De voorzitter van een deskundigenteam is afkomstig uit een water/terreinbeherende organisatie en is verantwoordelijk voor een goede vraagarticulatie vanuit de

beheerspraktijk richting het onderzoek en ziet toe op de terugmelding van de onderzoeksresultaten richting potentiële gebruikers. De vice-voorzitter is afkomstig uit de onderzoekswereld en heeft de specifieke verantwoordelijkheid voor de

behandeling van adviesaanvragen. De secretaris is medewerker van de Directie Kennis (DK) en zorgt voor een goed functioneren van de deskundigenteams als zodanig. (Zie Bijlage 7.2 voor de samenstelling van het DT)

Aangezien het DT Laagveen- en Zeekleilandschap nog pas relatief kort actief is, is er nog geen grootschalig (experimenteel) onderzoek opgezet voor het onderhavige studiegebied. Het DT is wel verantwoordelijk voor de begeleiding van het

Laagveenwateren onderzoek dat reeds in 2001 opgestart is binnen OBN (Lamers et al. 2006).

(13)

1.4

Pre-advies Laagveen- en Zeekleilandschap

1.4.1 Doelstellingen

Het preadvies Laagveen- en Zeekleilandschap beoogt een visie te ontwikkelen op de ontbrekende kennis en inzichten om in het studiegebied een effectief beleid en beheer te voeren om de gestelde doelen te bereiken. Het gaat hierbij om kennis op landschaps-, gebieds- en standplaatsniveau in hun onderlinge samenhang. Verder beoogt het preadvies een onderzoeksprogramma te schetsen om de hierbij aan het licht komende kennisvragen met behulp van studies op verschillende ruimte- en tijdschalen te beantwoorden. Verder is het de bedoeling om deze kennis te integreren en te vertalen in concrete maatregelen voor succesvol beheer- en inrichting van natuurgebieden in het licht van het verbrede OBN-doelstellingen (o.a Natura 2000 en inrichting van nieuwe natuurgebieden). De algehele doelstelling van het preadvies ‘Laagveen- en Zeekleilandschap’ omvat:

• de eerder door andere OBN-DT’s vergaarde kennis over onderdelen van het studiegebied bijeenbrengen en evalueren;

• andere belangrijke literatuur en kennis ontsluiten en waar nodig samenvatten; • kennislacunes op verschillende ruimte- en tijdschalen in detail aangeven en

groeperen in een beperkt aantal functionele thema’s, met name voor die deelgebieden die bij het eerdere OBN-onderzoek buiten beschouwing zijn gelaten;

• hierbij specifiek de uitdagingen waar natuur- en waterbeheerders voor staan bij de implementatie van Natura 2000 (en andere internationale ontwikkelingen als Kaderrichtlijn Water) benoemen;

• een landschapsecologische visie geven op de grootschalige gradiënten in het studiegebied en de daaraan gerelateerde processen (hydrologie, connectiviteit); • een onderzoeksprogramma schetsen voor de komende 5-10 jaar en hierbij

prioriteringscriteria aangeven waarmee de urgentie van uitvoering van de verschillende onderdelen kan worden bepaald.

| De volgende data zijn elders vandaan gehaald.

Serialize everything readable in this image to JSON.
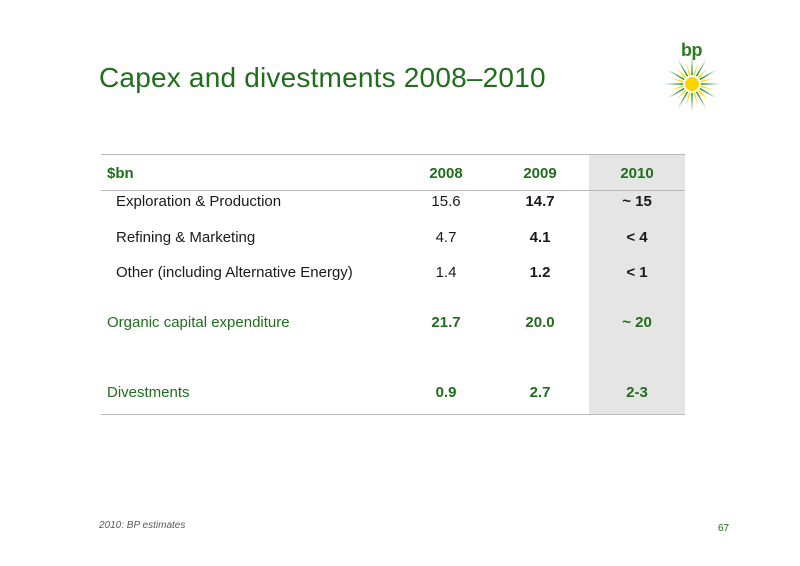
{
  "slide": {
    "title": "Capex and divestments 2008–2010",
    "logo_text": "bp",
    "footnote": "2010: BP estimates",
    "page_number": "67"
  },
  "table": {
    "headers": [
      "$bn",
      "2008",
      "2009",
      "2010"
    ],
    "rows": [
      {
        "label": "Exploration & Production",
        "v2008": "15.6",
        "v2009": "14.7",
        "v2010": "~ 15"
      },
      {
        "label": "Refining & Marketing",
        "v2008": "4.7",
        "v2009": "4.1",
        "v2010": "< 4"
      },
      {
        "label": "Other (including Alternative Energy)",
        "v2008": "1.4",
        "v2009": "1.2",
        "v2010": "< 1"
      },
      {
        "label": "Organic capital expenditure",
        "v2008": "21.7",
        "v2009": "20.0",
        "v2010": "~ 20"
      },
      {
        "label": "Divestments",
        "v2008": "0.9",
        "v2009": "2.7",
        "v2010": "2-3"
      }
    ]
  },
  "colors": {
    "brand_green": "#1f6e1a",
    "logo_yellow": "#ffd500",
    "logo_green": "#2a9a2a",
    "column_highlight": "#e5e5e5"
  }
}
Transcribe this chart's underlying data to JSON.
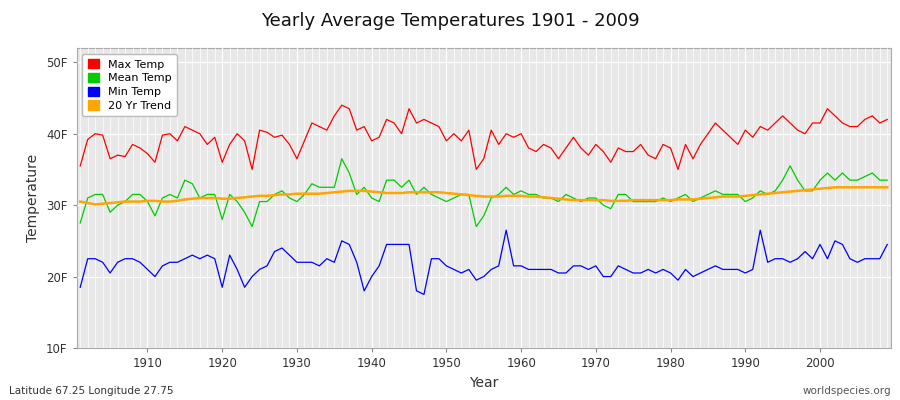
{
  "title": "Yearly Average Temperatures 1901 - 2009",
  "xlabel": "Year",
  "ylabel": "Temperature",
  "lat_lon_label": "Latitude 67.25 Longitude 27.75",
  "credit_label": "worldspecies.org",
  "year_start": 1901,
  "year_end": 2009,
  "ylim": [
    10,
    52
  ],
  "yticks": [
    10,
    20,
    30,
    40,
    50
  ],
  "ytick_labels": [
    "10F",
    "20F",
    "30F",
    "40F",
    "50F"
  ],
  "fig_bg_color": "#ffffff",
  "plot_bg_color": "#e8e8e8",
  "grid_color": "#ffffff",
  "legend_entries": [
    "Max Temp",
    "Mean Temp",
    "Min Temp",
    "20 Yr Trend"
  ],
  "legend_colors": [
    "#ff0000",
    "#00cc00",
    "#0000ff",
    "#ffa500"
  ],
  "max_temp": [
    35.5,
    39.2,
    40.0,
    39.8,
    36.5,
    37.0,
    36.8,
    38.5,
    38.0,
    37.2,
    36.0,
    39.8,
    40.0,
    39.0,
    41.0,
    40.5,
    40.0,
    38.5,
    39.5,
    36.0,
    38.5,
    40.0,
    39.0,
    35.0,
    40.5,
    40.2,
    39.5,
    39.8,
    38.5,
    36.5,
    39.0,
    41.5,
    41.0,
    40.5,
    42.5,
    44.0,
    43.5,
    40.5,
    41.0,
    39.0,
    39.5,
    42.0,
    41.5,
    40.0,
    43.5,
    41.5,
    42.0,
    41.5,
    41.0,
    39.0,
    40.0,
    39.0,
    40.5,
    35.0,
    36.5,
    40.5,
    38.5,
    40.0,
    39.5,
    40.0,
    38.0,
    37.5,
    38.5,
    38.0,
    36.5,
    38.0,
    39.5,
    38.0,
    37.0,
    38.5,
    37.5,
    36.0,
    38.0,
    37.5,
    37.5,
    38.5,
    37.0,
    36.5,
    38.5,
    38.0,
    35.0,
    38.5,
    36.5,
    38.5,
    40.0,
    41.5,
    40.5,
    39.5,
    38.5,
    40.5,
    39.5,
    41.0,
    40.5,
    41.5,
    42.5,
    41.5,
    40.5,
    40.0,
    41.5,
    41.5,
    43.5,
    42.5,
    41.5,
    41.0,
    41.0,
    42.0,
    42.5,
    41.5,
    42.0
  ],
  "mean_temp": [
    27.5,
    31.0,
    31.5,
    31.5,
    29.0,
    30.0,
    30.5,
    31.5,
    31.5,
    30.5,
    28.5,
    31.0,
    31.5,
    31.0,
    33.5,
    33.0,
    31.0,
    31.5,
    31.5,
    28.0,
    31.5,
    30.5,
    29.0,
    27.0,
    30.5,
    30.5,
    31.5,
    32.0,
    31.0,
    30.5,
    31.5,
    33.0,
    32.5,
    32.5,
    32.5,
    36.5,
    34.5,
    31.5,
    32.5,
    31.0,
    30.5,
    33.5,
    33.5,
    32.5,
    33.5,
    31.5,
    32.5,
    31.5,
    31.0,
    30.5,
    31.0,
    31.5,
    31.5,
    27.0,
    28.5,
    31.0,
    31.5,
    32.5,
    31.5,
    32.0,
    31.5,
    31.5,
    31.0,
    31.0,
    30.5,
    31.5,
    31.0,
    30.5,
    31.0,
    31.0,
    30.0,
    29.5,
    31.5,
    31.5,
    30.5,
    30.5,
    30.5,
    30.5,
    31.0,
    30.5,
    31.0,
    31.5,
    30.5,
    31.0,
    31.5,
    32.0,
    31.5,
    31.5,
    31.5,
    30.5,
    31.0,
    32.0,
    31.5,
    32.0,
    33.5,
    35.5,
    33.5,
    32.0,
    32.0,
    33.5,
    34.5,
    33.5,
    34.5,
    33.5,
    33.5,
    34.0,
    34.5,
    33.5,
    33.5
  ],
  "min_temp": [
    18.5,
    22.5,
    22.5,
    22.0,
    20.5,
    22.0,
    22.5,
    22.5,
    22.0,
    21.0,
    20.0,
    21.5,
    22.0,
    22.0,
    22.5,
    23.0,
    22.5,
    23.0,
    22.5,
    18.5,
    23.0,
    21.0,
    18.5,
    20.0,
    21.0,
    21.5,
    23.5,
    24.0,
    23.0,
    22.0,
    22.0,
    22.0,
    21.5,
    22.5,
    22.0,
    25.0,
    24.5,
    22.0,
    18.0,
    20.0,
    21.5,
    24.5,
    24.5,
    24.5,
    24.5,
    18.0,
    17.5,
    22.5,
    22.5,
    21.5,
    21.0,
    20.5,
    21.0,
    19.5,
    20.0,
    21.0,
    21.5,
    26.5,
    21.5,
    21.5,
    21.0,
    21.0,
    21.0,
    21.0,
    20.5,
    20.5,
    21.5,
    21.5,
    21.0,
    21.5,
    20.0,
    20.0,
    21.5,
    21.0,
    20.5,
    20.5,
    21.0,
    20.5,
    21.0,
    20.5,
    19.5,
    21.0,
    20.0,
    20.5,
    21.0,
    21.5,
    21.0,
    21.0,
    21.0,
    20.5,
    21.0,
    26.5,
    22.0,
    22.5,
    22.5,
    22.0,
    22.5,
    23.5,
    22.5,
    24.5,
    22.5,
    25.0,
    24.5,
    22.5,
    22.0,
    22.5,
    22.5,
    22.5,
    24.5
  ],
  "trend_20yr": [
    30.5,
    30.3,
    30.1,
    30.2,
    30.3,
    30.4,
    30.5,
    30.5,
    30.5,
    30.6,
    30.6,
    30.5,
    30.5,
    30.6,
    30.8,
    30.9,
    31.0,
    31.0,
    31.0,
    30.9,
    30.9,
    31.0,
    31.1,
    31.2,
    31.3,
    31.3,
    31.4,
    31.5,
    31.5,
    31.6,
    31.6,
    31.6,
    31.6,
    31.7,
    31.8,
    31.9,
    32.0,
    32.0,
    32.0,
    31.9,
    31.8,
    31.7,
    31.7,
    31.7,
    31.8,
    31.8,
    31.8,
    31.8,
    31.8,
    31.7,
    31.6,
    31.5,
    31.4,
    31.3,
    31.2,
    31.2,
    31.2,
    31.3,
    31.3,
    31.3,
    31.2,
    31.2,
    31.1,
    31.0,
    30.9,
    30.8,
    30.7,
    30.7,
    30.7,
    30.7,
    30.7,
    30.6,
    30.6,
    30.6,
    30.7,
    30.7,
    30.7,
    30.7,
    30.7,
    30.7,
    30.8,
    30.8,
    30.8,
    30.9,
    31.0,
    31.1,
    31.2,
    31.2,
    31.2,
    31.3,
    31.4,
    31.5,
    31.6,
    31.7,
    31.8,
    31.9,
    32.0,
    32.1,
    32.2,
    32.3,
    32.4,
    32.5,
    32.5,
    32.5,
    32.5,
    32.5,
    32.5,
    32.5,
    32.5
  ]
}
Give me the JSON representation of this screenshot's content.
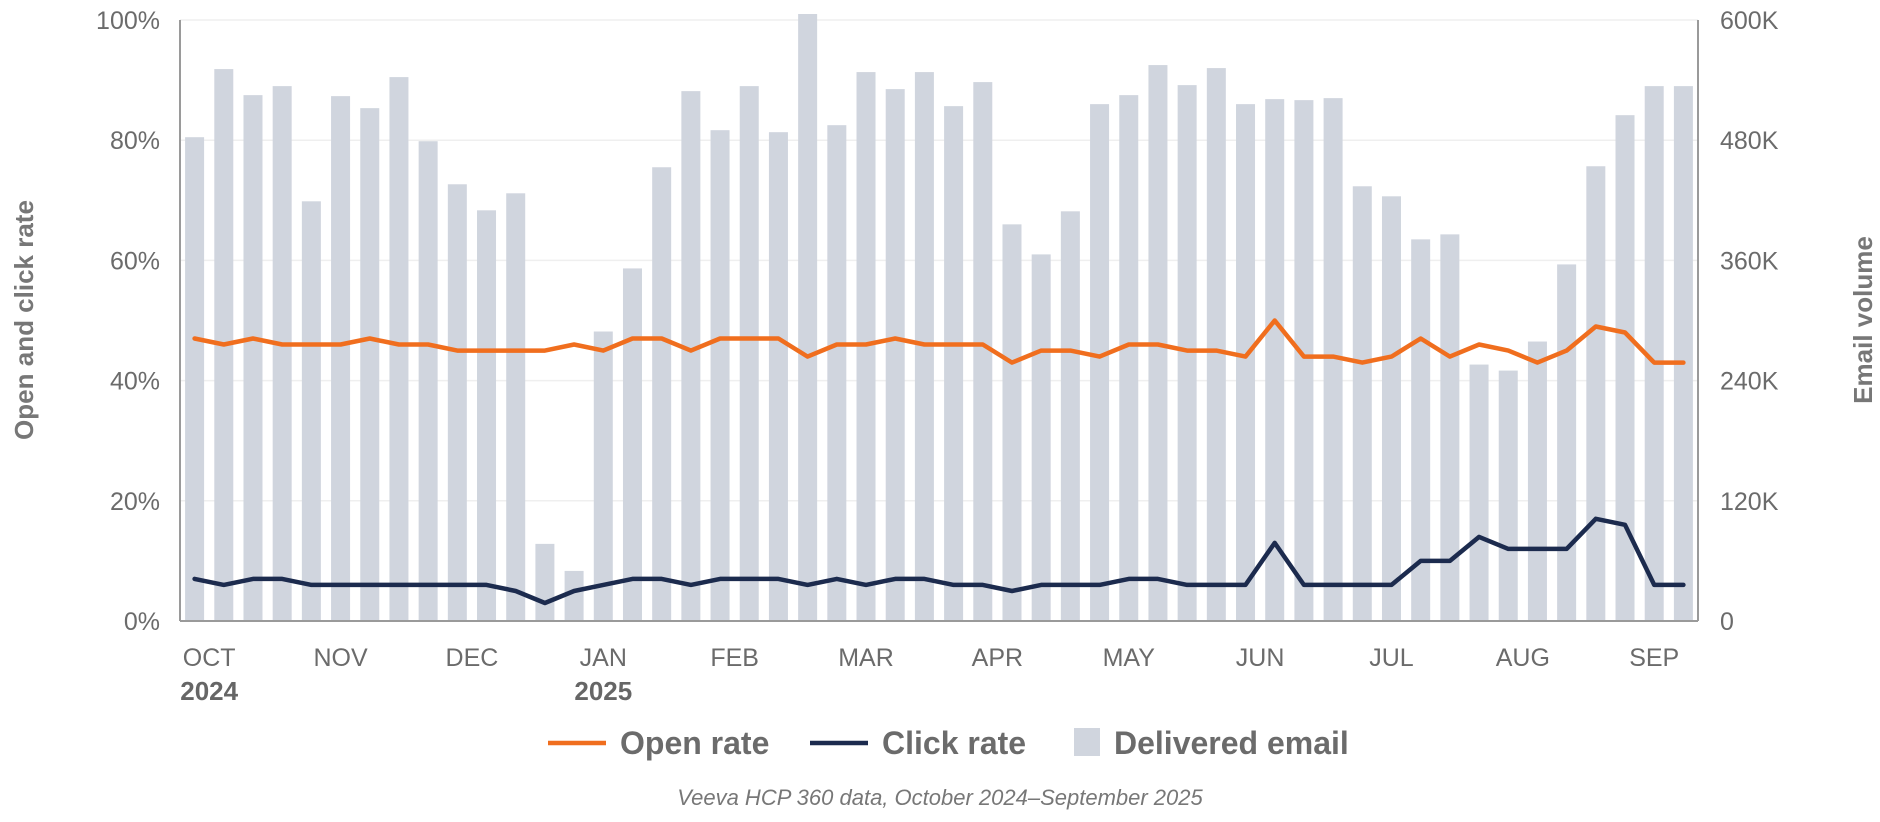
{
  "chart_data": {
    "type": "bar+line",
    "title": "",
    "source": "Veeva HCP 360 data, October 2024–September 2025",
    "y_left": {
      "label": "Open and click rate",
      "range": [
        0,
        100
      ],
      "ticks": [
        "0%",
        "20%",
        "40%",
        "60%",
        "80%",
        "100%"
      ]
    },
    "y_right": {
      "label": "Email volume",
      "range": [
        0,
        600000
      ],
      "ticks": [
        "0",
        "120K",
        "240K",
        "360K",
        "480K",
        "600K"
      ]
    },
    "months": [
      {
        "label": "OCT",
        "year": "2024",
        "week": 1
      },
      {
        "label": "NOV",
        "year": "",
        "week": 5.5
      },
      {
        "label": "DEC",
        "year": "",
        "week": 10
      },
      {
        "label": "JAN",
        "year": "2025",
        "week": 14.5
      },
      {
        "label": "FEB",
        "year": "",
        "week": 19
      },
      {
        "label": "MAR",
        "year": "",
        "week": 23.5
      },
      {
        "label": "APR",
        "year": "",
        "week": 28
      },
      {
        "label": "MAY",
        "year": "",
        "week": 32.5
      },
      {
        "label": "JUN",
        "year": "",
        "week": 37
      },
      {
        "label": "JUL",
        "year": "",
        "week": 41.5
      },
      {
        "label": "AUG",
        "year": "",
        "week": 46
      },
      {
        "label": "SEP",
        "year": "",
        "week": 50.5
      }
    ],
    "series": [
      {
        "name": "Delivered email",
        "type": "bar",
        "color": "#d0d5de",
        "values": [
          483000,
          551000,
          525000,
          534000,
          419000,
          524000,
          512000,
          543000,
          479000,
          436000,
          410000,
          427000,
          77000,
          50000,
          289000,
          352000,
          453000,
          529000,
          490000,
          534000,
          488000,
          608000,
          495000,
          548000,
          531000,
          548000,
          514000,
          538000,
          396000,
          366000,
          409000,
          516000,
          525000,
          555000,
          535000,
          552000,
          516000,
          521000,
          520000,
          522000,
          434000,
          424000,
          381000,
          386000,
          256000,
          250000,
          279000,
          356000,
          454000,
          505000,
          534000,
          534000
        ]
      },
      {
        "name": "Open rate",
        "type": "line",
        "color": "#f06e1e",
        "values": [
          47,
          46,
          47,
          46,
          46,
          46,
          47,
          46,
          46,
          45,
          45,
          45,
          45,
          46,
          45,
          47,
          47,
          45,
          47,
          47,
          47,
          44,
          46,
          46,
          47,
          46,
          46,
          46,
          43,
          45,
          45,
          44,
          46,
          46,
          45,
          45,
          44,
          50,
          44,
          44,
          43,
          44,
          47,
          44,
          46,
          45,
          43,
          45,
          49,
          48,
          43,
          43
        ]
      },
      {
        "name": "Click rate",
        "type": "line",
        "color": "#1c2b4e",
        "values": [
          7,
          6,
          7,
          7,
          6,
          6,
          6,
          6,
          6,
          6,
          6,
          5,
          3,
          5,
          6,
          7,
          7,
          6,
          7,
          7,
          7,
          6,
          7,
          6,
          7,
          7,
          6,
          6,
          5,
          6,
          6,
          6,
          7,
          7,
          6,
          6,
          6,
          13,
          6,
          6,
          6,
          6,
          10,
          10,
          14,
          12,
          12,
          12,
          17,
          16,
          6,
          6
        ]
      }
    ],
    "legend": [
      {
        "label": "Open rate",
        "kind": "line",
        "color": "#f06e1e"
      },
      {
        "label": "Click rate",
        "kind": "line",
        "color": "#1c2b4e"
      },
      {
        "label": "Delivered email",
        "kind": "box",
        "color": "#d0d5de"
      }
    ]
  }
}
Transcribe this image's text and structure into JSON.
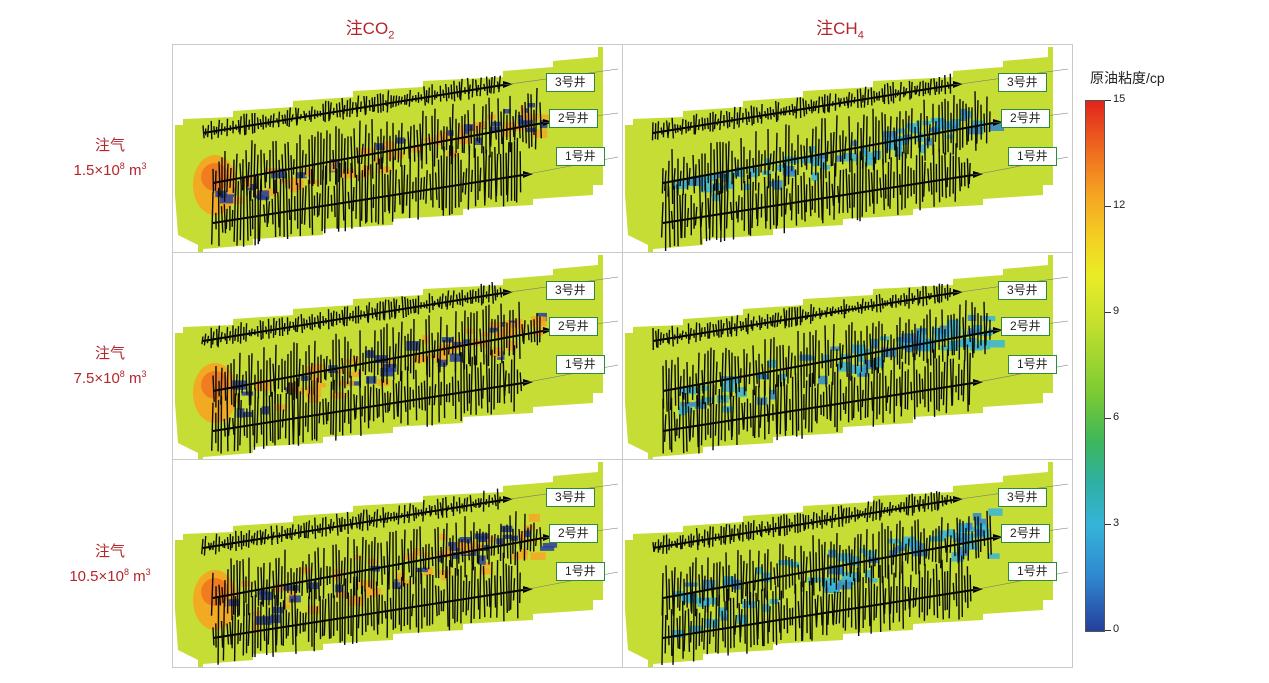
{
  "columns": [
    {
      "label": "注CO",
      "sub": "2"
    },
    {
      "label": "注CH",
      "sub": "4"
    }
  ],
  "rows": [
    {
      "line1": "注气",
      "coef": "1.5×10",
      "exp1": "8",
      "unit": " m",
      "exp2": "3"
    },
    {
      "line1": "注气",
      "coef": "7.5×10",
      "exp1": "8",
      "unit": " m",
      "exp2": "3"
    },
    {
      "line1": "注气",
      "coef": "10.5×10",
      "exp1": "8",
      "unit": " m",
      "exp2": "3"
    }
  ],
  "wells": [
    "3号井",
    "2号井",
    "1号井"
  ],
  "colorbar": {
    "title": "原油粘度/cp",
    "ticks": [
      "15",
      "12",
      "9",
      "6",
      "3",
      "0"
    ],
    "colors": [
      "#e1241c",
      "#f5a623",
      "#eaec27",
      "#7ccb33",
      "#2fb0a4",
      "#35b4d9",
      "#253f9c"
    ]
  },
  "colors": {
    "label_red": "#b3262b",
    "background_field": "#c6dd36",
    "well_box_border": "#2e8b3a"
  }
}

Binnen het kennisnetwerk van OBN omvat het laagveen- en zeekleilandschap ruwweg de holocene delen van West- en Noord-Nederland zonder de kustgebieden (zie §2.1 voor een uitgebreide afbakening). Er is in het verleden binnen OBN door verschillende deskundigenteams aan een aantal ecosystemen binnen het studiegebied gewerkt, zoals schraallanden, bossen en het lopende onderzoek aan laagveenwateren (Kemmers & Van Delft 2004; Lamers et al. 2006; Poels et al. 2000). Er zijn echter nog grote delen van dit werkterrein waarvoor de kennis fragmentarisch en/of anekdotisch is, maar in ieder geval niet toegankelijk voor beheerders of zelfs geheel ontbreekt. Dit geldt met name voor het zeekleigebied, waaraan binnen OBN nog maar nauwelijks onderzoek is gedaan.

1.4.2 Werkwijze

Teneinde bovenstaande doelstellingen te verwezelijken is een uitgebreide

literatuurstudie uitgevoerd (zie hoofdstuk 7 voor een overzicht). Hierbij is in eerste instantie gebruik gemaakt van relatief makkelijk toegankelijke studies, specifiek gericht op de Nederlandse situatie (OBN studies en rapporten van Nederlandse kennisinstituten, zoals Alterra, adviesbureaus en NGO’s). Internationale peer-reviewed literatuur is vervolgens gebruikt om de conclusies van deze rapporten te

onderbouwen en andere onderwerpen te bespreken die tot op heden nog niet specifiek voor de Nederlandse situatie onderzocht zijn.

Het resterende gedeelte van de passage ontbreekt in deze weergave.